Suppression of dielectric surface flashover induced by strong electromagnetic field at multiple spatial scales based on above/sub-surface discharge development mechanisms

Spacecraft charging and electrostatic discharging (ESD) are prone to occur in harsh space environments. In particular, in the case of coupling strong electromagnetic field (EMF), ESD damages may occur at a low charging potential, posing a serious threat to on-orbit spacecraft missions. To investigate the mechanism and the pertinent suppression method for vacuum surface discharge induced by EMF, a specially-designed platform for EMF-induced surface discharge was set up. Surface structures with various spatial scales were created separately by using different surface engineering strategies, including direct fluorination, mechanical polishing, and 3D-printed grooving. The resulting surface physicochemical characteristics of the samples were examined.
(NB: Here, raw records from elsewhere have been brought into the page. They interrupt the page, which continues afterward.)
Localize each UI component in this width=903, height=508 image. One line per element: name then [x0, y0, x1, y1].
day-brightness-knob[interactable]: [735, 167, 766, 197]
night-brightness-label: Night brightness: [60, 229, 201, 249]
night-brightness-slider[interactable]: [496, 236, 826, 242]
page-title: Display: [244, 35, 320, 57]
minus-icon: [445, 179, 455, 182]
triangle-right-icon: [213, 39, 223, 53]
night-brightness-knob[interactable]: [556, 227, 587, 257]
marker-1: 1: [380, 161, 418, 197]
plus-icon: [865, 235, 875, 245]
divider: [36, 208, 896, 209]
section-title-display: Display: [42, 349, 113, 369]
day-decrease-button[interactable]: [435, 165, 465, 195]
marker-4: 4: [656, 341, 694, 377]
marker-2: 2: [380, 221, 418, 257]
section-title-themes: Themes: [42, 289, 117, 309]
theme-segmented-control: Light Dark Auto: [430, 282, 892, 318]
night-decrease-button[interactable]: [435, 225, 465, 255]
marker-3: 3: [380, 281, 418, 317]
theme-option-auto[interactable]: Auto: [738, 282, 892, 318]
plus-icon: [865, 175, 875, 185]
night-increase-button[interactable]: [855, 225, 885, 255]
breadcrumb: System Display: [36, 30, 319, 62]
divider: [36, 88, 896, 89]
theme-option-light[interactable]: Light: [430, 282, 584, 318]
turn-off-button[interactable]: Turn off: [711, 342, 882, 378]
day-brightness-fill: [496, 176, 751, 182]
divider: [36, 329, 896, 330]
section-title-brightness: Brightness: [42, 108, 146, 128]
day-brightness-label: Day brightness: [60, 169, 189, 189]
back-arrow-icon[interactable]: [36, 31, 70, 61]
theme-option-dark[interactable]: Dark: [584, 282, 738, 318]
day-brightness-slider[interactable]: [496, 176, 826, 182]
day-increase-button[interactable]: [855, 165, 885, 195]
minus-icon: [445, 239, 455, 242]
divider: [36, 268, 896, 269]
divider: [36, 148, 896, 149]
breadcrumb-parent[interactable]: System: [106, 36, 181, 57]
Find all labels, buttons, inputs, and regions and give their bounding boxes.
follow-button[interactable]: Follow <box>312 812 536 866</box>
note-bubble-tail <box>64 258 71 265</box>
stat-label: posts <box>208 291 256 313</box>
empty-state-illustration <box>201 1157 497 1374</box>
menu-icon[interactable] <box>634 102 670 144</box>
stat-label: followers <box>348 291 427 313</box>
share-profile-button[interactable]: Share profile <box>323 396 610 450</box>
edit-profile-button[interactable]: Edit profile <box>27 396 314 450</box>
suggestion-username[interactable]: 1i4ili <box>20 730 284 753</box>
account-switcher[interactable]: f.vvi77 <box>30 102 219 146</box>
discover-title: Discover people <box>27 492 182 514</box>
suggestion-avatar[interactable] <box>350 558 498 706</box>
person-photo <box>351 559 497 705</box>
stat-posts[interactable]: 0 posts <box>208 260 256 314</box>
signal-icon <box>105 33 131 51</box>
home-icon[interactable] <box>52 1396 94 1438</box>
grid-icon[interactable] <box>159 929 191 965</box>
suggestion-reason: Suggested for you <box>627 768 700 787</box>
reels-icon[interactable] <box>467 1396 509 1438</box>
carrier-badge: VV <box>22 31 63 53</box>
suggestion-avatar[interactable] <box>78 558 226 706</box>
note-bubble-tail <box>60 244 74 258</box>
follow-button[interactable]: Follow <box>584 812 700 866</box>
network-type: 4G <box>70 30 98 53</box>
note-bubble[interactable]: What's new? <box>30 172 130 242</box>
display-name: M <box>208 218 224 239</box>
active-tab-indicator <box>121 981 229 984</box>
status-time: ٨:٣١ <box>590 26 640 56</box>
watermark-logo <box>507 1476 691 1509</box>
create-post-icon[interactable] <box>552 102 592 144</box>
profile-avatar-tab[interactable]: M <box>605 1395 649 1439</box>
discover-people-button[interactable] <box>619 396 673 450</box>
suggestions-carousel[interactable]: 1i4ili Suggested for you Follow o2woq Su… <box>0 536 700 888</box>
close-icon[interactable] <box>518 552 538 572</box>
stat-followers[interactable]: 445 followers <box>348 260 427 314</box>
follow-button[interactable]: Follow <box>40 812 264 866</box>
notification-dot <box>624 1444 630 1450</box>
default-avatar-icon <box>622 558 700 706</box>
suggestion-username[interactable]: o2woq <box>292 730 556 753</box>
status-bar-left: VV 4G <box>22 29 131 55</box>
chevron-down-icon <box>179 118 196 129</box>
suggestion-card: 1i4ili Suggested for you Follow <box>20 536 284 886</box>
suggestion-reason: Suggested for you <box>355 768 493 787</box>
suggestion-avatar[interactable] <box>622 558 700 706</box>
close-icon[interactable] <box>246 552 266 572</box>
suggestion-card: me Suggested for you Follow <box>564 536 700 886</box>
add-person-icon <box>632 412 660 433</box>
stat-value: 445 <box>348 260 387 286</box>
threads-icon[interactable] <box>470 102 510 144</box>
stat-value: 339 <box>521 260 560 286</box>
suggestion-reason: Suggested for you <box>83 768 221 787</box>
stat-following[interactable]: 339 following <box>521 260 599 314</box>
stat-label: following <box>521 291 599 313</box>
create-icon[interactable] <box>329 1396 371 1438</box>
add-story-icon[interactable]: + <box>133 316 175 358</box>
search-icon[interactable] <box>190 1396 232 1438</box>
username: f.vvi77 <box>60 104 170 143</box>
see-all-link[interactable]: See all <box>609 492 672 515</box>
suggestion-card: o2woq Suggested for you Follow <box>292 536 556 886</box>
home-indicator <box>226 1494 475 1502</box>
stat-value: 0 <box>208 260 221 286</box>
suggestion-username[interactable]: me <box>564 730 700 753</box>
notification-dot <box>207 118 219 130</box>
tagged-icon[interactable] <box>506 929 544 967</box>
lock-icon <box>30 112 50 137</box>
Furthermore, the surface discharge characteristics for different methods induced by strong EMF were systematically analyzed, considering the surface trap state distribution and secondary electron yield (SEY). The findings indicate that the proposed surface treatment methods demonstrate varying levels of improvement in mitigating EMF-induced discharge. Direct fluorination was found to produce lower SEY and to accelerate surface charge dissipation due to an elevated shallow trap density, making it favorable for suppressing the EMF-induced discharge. In addition, suitable surface roughness and groove size can effectively impede the development of the multipactor, thereby preventing EMF-induced discharge. This research is expected to provide valuable insights into the protection design of EMF-induced discharge on spacecraft.